怖い雪・・・。私がかつて住んでいた場所からわずか10キロほどのところ(北海道です)で、2013年の3月に、吹雪で命を落としてしまったお父さんがいます。親子で猛吹雪の中、車が埋まってしまい、車から降りて、風速20メートルを超える猛吹雪の中、避難できる場所を探し求めたのです。小学生の女の子はお父さんのジャンパーを着させてもらい、お父さんが覆い被さるようにしていて助かったのです。翌朝7時に警察官によって見つけられたときには、もうお父さんは亡くなられていました。
しばらくは切なく、女の子のその後がとても案じられる毎日でした。
無くなってしまったお父さんの無念さを思うと、心が痛みます。
私は、その猛吹雪の日をよく覚えています。平屋住まいの家は、灯油ストーブのダクトが地上70センチぐらいのところに壁から突き出ていて、そこから吸排気をするのです。煙突ではありません。家の壁に横に小さな煙突があると想像していただければ。
平屋ですから、屋根からの雪もどっさりと落ちてきて、ダクトが埋まるのです。ダクトを覆い被せるように雪かきダンプを逆さに壁に立てかけておき、隙間を作ります。
吹雪の夜、吹きだまりができ、ダクトがすぐに埋まりました。玄関ドアを開けると、吹きだまりの壁が高く高く積もり、腰まで埋まりながら、ダクト周りの雪かき。顔に当たる雪は痛く、強風の中では息もできないくらいなのです。
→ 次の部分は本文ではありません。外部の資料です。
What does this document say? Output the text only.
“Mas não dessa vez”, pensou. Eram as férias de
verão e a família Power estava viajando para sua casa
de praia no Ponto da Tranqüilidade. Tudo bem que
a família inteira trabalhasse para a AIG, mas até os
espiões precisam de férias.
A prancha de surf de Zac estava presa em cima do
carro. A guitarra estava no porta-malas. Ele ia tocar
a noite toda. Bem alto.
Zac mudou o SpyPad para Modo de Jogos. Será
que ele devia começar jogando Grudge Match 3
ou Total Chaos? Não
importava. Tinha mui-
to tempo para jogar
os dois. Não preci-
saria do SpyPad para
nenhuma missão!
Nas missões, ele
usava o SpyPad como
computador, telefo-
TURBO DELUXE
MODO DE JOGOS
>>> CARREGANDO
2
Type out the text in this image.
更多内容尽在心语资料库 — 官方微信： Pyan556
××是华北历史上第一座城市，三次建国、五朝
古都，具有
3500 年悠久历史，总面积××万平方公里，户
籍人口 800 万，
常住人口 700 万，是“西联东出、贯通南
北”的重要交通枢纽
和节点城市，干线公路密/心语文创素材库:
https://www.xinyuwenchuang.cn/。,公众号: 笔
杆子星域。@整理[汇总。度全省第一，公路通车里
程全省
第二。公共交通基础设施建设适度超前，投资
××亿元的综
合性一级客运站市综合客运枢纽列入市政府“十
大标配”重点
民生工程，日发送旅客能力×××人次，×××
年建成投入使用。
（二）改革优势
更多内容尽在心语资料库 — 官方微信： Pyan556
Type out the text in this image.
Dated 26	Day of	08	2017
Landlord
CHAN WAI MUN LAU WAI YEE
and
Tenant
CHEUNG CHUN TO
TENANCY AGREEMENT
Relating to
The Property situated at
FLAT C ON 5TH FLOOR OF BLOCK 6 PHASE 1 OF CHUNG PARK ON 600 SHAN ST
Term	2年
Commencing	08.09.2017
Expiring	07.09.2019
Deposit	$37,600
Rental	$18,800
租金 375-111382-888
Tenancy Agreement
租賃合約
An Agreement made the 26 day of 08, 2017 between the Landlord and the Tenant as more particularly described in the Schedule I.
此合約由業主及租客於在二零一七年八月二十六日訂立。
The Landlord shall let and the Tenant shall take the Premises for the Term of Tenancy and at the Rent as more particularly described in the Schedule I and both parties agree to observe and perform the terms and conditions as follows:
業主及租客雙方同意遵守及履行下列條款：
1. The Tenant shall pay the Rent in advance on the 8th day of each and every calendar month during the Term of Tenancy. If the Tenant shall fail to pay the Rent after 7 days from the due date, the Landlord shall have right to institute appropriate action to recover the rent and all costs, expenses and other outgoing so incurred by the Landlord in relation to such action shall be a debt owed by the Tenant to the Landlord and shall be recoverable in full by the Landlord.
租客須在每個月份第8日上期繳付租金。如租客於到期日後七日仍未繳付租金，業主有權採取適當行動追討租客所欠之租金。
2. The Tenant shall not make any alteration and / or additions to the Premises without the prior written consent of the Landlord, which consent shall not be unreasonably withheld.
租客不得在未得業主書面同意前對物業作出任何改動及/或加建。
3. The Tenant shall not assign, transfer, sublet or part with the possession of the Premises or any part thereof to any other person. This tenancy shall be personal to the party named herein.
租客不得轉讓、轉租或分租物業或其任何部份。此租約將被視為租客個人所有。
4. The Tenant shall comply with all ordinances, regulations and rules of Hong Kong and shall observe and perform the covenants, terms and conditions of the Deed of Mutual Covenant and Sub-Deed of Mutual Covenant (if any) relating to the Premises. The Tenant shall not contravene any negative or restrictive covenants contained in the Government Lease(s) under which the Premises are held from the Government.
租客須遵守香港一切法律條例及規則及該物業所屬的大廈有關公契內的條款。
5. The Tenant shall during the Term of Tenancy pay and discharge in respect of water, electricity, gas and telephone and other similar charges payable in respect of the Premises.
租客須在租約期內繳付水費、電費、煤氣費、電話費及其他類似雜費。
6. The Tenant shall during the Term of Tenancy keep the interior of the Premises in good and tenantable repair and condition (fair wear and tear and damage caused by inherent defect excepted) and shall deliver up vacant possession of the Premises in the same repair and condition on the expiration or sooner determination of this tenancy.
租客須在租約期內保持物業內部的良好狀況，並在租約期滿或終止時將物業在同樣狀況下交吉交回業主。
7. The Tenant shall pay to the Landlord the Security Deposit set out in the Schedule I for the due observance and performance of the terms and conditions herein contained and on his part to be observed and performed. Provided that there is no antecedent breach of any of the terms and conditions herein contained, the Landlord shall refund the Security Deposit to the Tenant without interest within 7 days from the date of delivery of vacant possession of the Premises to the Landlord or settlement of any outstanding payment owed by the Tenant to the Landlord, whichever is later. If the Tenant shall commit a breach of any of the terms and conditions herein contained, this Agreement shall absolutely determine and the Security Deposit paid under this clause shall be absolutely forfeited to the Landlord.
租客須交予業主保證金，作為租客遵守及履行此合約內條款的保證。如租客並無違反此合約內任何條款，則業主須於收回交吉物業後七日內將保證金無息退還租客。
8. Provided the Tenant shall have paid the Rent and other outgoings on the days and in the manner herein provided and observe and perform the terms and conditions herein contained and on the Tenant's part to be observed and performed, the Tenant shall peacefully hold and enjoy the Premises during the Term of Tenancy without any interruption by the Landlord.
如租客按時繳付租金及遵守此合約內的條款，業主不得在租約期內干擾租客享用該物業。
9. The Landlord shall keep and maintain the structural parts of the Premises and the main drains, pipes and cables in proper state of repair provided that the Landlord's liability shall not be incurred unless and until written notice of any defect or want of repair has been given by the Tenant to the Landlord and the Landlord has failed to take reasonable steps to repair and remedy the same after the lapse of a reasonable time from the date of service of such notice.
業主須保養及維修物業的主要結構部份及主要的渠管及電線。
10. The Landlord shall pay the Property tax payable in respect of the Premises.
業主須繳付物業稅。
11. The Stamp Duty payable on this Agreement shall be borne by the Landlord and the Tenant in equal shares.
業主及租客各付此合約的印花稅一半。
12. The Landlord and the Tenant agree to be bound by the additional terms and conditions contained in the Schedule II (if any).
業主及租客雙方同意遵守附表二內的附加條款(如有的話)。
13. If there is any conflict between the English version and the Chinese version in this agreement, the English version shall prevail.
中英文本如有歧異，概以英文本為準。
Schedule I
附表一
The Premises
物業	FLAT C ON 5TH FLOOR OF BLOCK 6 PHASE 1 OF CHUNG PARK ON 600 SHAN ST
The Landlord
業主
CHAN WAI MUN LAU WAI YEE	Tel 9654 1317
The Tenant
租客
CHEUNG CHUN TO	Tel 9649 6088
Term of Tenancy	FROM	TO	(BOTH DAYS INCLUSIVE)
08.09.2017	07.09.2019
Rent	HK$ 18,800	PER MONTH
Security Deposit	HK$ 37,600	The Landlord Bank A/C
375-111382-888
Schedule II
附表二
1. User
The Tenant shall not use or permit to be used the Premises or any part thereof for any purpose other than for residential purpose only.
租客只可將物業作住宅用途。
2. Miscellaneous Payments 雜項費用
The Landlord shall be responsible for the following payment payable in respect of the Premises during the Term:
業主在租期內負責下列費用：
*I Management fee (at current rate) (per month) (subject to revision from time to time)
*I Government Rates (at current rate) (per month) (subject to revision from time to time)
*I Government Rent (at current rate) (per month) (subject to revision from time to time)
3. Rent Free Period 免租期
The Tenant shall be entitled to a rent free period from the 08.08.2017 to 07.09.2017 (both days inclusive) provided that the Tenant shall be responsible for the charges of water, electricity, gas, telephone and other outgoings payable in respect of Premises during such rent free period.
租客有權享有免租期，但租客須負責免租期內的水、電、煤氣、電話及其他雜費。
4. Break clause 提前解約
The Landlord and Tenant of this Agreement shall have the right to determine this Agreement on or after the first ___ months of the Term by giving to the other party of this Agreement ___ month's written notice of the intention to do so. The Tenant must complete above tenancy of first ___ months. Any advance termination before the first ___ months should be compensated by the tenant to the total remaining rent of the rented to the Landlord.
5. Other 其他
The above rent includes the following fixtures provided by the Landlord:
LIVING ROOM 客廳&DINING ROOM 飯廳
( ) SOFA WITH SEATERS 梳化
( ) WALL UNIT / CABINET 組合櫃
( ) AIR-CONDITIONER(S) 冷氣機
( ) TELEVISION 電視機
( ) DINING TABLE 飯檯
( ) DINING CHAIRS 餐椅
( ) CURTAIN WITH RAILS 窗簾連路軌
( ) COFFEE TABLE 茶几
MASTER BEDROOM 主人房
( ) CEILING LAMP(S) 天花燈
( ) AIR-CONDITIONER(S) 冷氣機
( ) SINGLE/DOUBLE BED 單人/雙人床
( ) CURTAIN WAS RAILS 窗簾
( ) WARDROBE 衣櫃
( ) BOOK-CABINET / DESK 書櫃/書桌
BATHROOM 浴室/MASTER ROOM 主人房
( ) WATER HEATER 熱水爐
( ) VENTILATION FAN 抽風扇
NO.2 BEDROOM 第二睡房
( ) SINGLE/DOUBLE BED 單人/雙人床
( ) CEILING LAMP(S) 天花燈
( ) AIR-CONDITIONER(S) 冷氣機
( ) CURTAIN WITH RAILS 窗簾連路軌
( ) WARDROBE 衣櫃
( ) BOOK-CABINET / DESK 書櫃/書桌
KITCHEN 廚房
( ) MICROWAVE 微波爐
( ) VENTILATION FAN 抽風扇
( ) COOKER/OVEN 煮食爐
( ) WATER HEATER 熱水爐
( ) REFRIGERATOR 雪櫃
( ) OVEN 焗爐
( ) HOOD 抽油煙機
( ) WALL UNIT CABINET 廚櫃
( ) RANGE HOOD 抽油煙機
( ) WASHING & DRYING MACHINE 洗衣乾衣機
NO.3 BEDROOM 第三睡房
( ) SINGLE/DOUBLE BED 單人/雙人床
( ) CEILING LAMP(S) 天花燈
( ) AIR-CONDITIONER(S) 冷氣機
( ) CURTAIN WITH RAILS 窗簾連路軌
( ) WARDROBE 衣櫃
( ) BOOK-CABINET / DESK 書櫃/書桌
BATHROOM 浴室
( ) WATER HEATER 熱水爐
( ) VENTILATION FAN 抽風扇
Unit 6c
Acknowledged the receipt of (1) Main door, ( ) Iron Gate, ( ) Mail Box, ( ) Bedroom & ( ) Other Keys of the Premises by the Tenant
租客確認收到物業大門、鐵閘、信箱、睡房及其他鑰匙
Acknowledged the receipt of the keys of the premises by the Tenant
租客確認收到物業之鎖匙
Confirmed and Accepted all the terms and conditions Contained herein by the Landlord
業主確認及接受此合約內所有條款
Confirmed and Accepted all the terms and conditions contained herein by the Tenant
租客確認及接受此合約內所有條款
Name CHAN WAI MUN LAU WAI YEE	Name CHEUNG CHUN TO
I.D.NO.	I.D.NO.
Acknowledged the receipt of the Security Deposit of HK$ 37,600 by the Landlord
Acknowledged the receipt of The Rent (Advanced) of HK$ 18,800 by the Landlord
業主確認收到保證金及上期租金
おそろしい風の音のなか、家の裏に回り、長い柄のスコップを頼りに、雪をよけるのです。
雪かきは追いつかず、命の危険性を思い、灯油ストーブを消して、オイルヒーターがそのときには活躍してくれました。
「不要不急の外出は避けましょう」というアナウンス。
幾度も聞くようになりました。
吹雪に備える。とても大切なことです。
まことさん その親子さんのことは私も心に残っております、とても切ないですね。今頃は見かけなくなりましたが北海道名産のトウキビを長いまま枯らし、塀のない北海道ですから家の周りに雪囲いを作り、吹き溜まりを防ぐようにしていました。昔は積雪量も多く二階から出入りできる工夫も施され、晩秋は越冬準備に大忙しでした。りんごも野菜も土を円形に掘り、藁を敷きその上に熊笹を並べリンゴや大根を並べ笹と藁を被せ、さらに厚く土を被せ冬仕度、積雪があっても位置が分かるように長い木の棒を立て目印。大きな樽には5ヶ月分のいろいろな漬物を作り保存、土室には人参やじゃが芋を保存しながら越冬していました。我が家の燃料は塊炭など石炭小屋が別むねにあり、大型ダンプで積み上げ二日分を居間へ運ぶのは子供の仕事でした。昔は子供にも年寄りにも仕事の分担があり、みんなが協力して暮らしていましたね。お寺は積雪が少ない分、凍てつきが多く十勝地方のような底冷えがします。自然に添うて暮らすことは大事なことですね。